Download or read book Mapping and Sequencing the Human Genome written by National Research Council and published by National Academies Press. This book was released on 1988-01-01 with total page 128 pages. Available in PDF, EPUB and Kindle. Book excerpt: There is growing enthusiasm in the scientific community about the prospect of mapping and sequencing the human genome, a monumental project that will have far-reaching consequences for medicine, biology, technology, and other fields. But how will such an effort be organized and funded? How will we develop the new technologies that are needed? What new legal, social, and ethical questions will be raised? Mapping and Sequencing the Human Genome is a blueprint for this proposed project. The authors offer a highly readable explanation of the technical aspects of genetic mapping and sequencing, and they recommend specific interim and long-range research goals, organizational strategies, and funding levels. They also outline some of the legal and social questions that might arise and urge their early consideration by policymakers.

Book Identification of immune related biomarkers for cancer diagnosis based on multi omics data

Download or read book Identification of immune related biomarkers for cancer diagnosis based on multi omics data written by Liang Cheng and published by Frontiers Media SA. This book was released on 2023-02-02 with total page 349 pages. Available in PDF, EPUB and Kindle. Book excerpt:

Book Data Mining for Genomics and Proteomics

Download or read book Data Mining for Genomics and Proteomics written by Darius M. Dziuda and published by John Wiley & Sons. This book was released on 2010-07-16 with total page 348 pages. Available in PDF, EPUB and Kindle. Book excerpt: Data Mining for Genomics and Proteomics uses pragmatic examples and a complete case study to demonstrate step-by-step how biomedical studies can be used to maximize the chance of extracting new and useful biomedical knowledge from data. It is an excellent resource for students and professionals involved with gene or protein expression data in a variety of settings.

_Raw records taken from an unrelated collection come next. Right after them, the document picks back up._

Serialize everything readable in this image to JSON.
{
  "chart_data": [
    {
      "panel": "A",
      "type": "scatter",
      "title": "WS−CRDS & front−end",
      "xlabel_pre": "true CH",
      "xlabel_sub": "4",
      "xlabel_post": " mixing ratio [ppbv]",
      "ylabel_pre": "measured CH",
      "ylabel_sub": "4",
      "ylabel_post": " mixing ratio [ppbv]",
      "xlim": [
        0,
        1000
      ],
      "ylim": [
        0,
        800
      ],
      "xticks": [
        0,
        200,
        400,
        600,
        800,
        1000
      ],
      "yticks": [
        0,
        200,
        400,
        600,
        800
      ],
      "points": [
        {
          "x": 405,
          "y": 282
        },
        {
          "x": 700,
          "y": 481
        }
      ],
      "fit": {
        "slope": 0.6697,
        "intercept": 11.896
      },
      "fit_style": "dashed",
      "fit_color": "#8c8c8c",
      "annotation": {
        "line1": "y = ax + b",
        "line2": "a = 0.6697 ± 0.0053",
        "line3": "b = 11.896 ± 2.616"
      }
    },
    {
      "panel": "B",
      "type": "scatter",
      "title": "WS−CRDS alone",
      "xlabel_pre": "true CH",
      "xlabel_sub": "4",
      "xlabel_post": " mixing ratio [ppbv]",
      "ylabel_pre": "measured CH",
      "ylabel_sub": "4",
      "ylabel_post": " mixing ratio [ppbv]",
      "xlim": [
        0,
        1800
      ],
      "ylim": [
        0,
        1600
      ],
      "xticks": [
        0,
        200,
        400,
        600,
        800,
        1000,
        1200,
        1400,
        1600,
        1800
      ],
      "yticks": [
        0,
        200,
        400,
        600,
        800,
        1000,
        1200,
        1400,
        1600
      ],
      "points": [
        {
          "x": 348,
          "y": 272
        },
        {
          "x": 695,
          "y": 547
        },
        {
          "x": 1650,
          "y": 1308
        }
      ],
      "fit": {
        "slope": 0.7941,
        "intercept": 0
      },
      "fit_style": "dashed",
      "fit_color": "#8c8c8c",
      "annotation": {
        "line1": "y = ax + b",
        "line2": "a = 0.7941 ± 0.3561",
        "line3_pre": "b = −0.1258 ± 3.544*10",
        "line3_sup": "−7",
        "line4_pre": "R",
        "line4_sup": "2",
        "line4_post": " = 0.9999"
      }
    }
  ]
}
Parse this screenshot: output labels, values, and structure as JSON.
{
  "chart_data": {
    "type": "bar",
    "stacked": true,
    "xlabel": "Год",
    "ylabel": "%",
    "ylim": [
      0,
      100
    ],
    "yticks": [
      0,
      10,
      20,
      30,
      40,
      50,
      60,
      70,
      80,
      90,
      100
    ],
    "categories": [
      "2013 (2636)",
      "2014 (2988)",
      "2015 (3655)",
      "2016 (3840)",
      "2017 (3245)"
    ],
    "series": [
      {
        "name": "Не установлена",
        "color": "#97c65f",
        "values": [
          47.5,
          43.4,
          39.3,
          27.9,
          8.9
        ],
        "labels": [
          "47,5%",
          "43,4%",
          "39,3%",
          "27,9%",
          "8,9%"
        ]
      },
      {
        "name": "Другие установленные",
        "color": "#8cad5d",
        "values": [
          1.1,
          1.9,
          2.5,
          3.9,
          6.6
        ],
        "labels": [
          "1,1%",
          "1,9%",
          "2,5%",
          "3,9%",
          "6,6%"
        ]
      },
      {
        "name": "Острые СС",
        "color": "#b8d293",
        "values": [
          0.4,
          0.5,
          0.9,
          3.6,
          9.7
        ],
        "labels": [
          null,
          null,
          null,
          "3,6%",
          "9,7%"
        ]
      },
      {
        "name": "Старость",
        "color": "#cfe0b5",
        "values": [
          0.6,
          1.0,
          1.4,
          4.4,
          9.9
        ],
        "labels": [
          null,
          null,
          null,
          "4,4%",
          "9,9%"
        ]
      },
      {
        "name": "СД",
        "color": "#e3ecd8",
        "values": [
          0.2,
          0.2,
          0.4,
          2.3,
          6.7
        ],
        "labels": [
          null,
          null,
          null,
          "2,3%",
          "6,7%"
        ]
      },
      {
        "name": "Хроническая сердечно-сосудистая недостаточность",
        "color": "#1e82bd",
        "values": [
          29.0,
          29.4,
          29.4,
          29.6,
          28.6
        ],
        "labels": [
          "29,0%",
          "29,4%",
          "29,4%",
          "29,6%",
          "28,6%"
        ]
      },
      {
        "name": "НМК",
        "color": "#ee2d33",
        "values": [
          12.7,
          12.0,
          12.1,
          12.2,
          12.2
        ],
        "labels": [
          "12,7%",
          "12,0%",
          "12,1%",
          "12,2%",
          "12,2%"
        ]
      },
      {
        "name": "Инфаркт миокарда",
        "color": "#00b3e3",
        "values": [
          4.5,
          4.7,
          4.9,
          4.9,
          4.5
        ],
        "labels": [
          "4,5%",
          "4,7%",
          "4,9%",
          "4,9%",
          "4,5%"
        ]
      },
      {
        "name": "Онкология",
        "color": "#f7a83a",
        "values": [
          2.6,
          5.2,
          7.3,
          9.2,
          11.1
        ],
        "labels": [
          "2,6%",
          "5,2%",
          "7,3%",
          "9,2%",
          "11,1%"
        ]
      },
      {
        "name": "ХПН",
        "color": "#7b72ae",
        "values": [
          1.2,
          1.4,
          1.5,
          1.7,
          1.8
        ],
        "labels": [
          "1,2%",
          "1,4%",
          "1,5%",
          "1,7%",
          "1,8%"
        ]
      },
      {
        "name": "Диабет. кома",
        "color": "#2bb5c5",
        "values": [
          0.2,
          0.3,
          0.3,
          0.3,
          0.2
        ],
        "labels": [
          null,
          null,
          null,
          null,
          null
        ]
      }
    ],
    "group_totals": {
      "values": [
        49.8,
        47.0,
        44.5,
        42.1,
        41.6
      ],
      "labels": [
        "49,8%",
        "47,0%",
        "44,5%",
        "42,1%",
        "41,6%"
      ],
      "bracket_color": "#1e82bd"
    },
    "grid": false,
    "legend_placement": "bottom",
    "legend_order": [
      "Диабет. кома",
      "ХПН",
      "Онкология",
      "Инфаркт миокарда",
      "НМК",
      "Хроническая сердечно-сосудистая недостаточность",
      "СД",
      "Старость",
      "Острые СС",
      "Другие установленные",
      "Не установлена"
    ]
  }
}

Book An Introduction to Variational Autoencoders

Download or read book An Introduction to Variational Autoencoders written by Diederik P. Kingma and published by . This book was released on 2019-11-12 with total page 102 pages. Available in PDF, EPUB and Kindle. Book excerpt: An Introduction to Variational Autoencoders provides a quick summary for the of a topic that has become an important tool in modern-day deep learning techniques.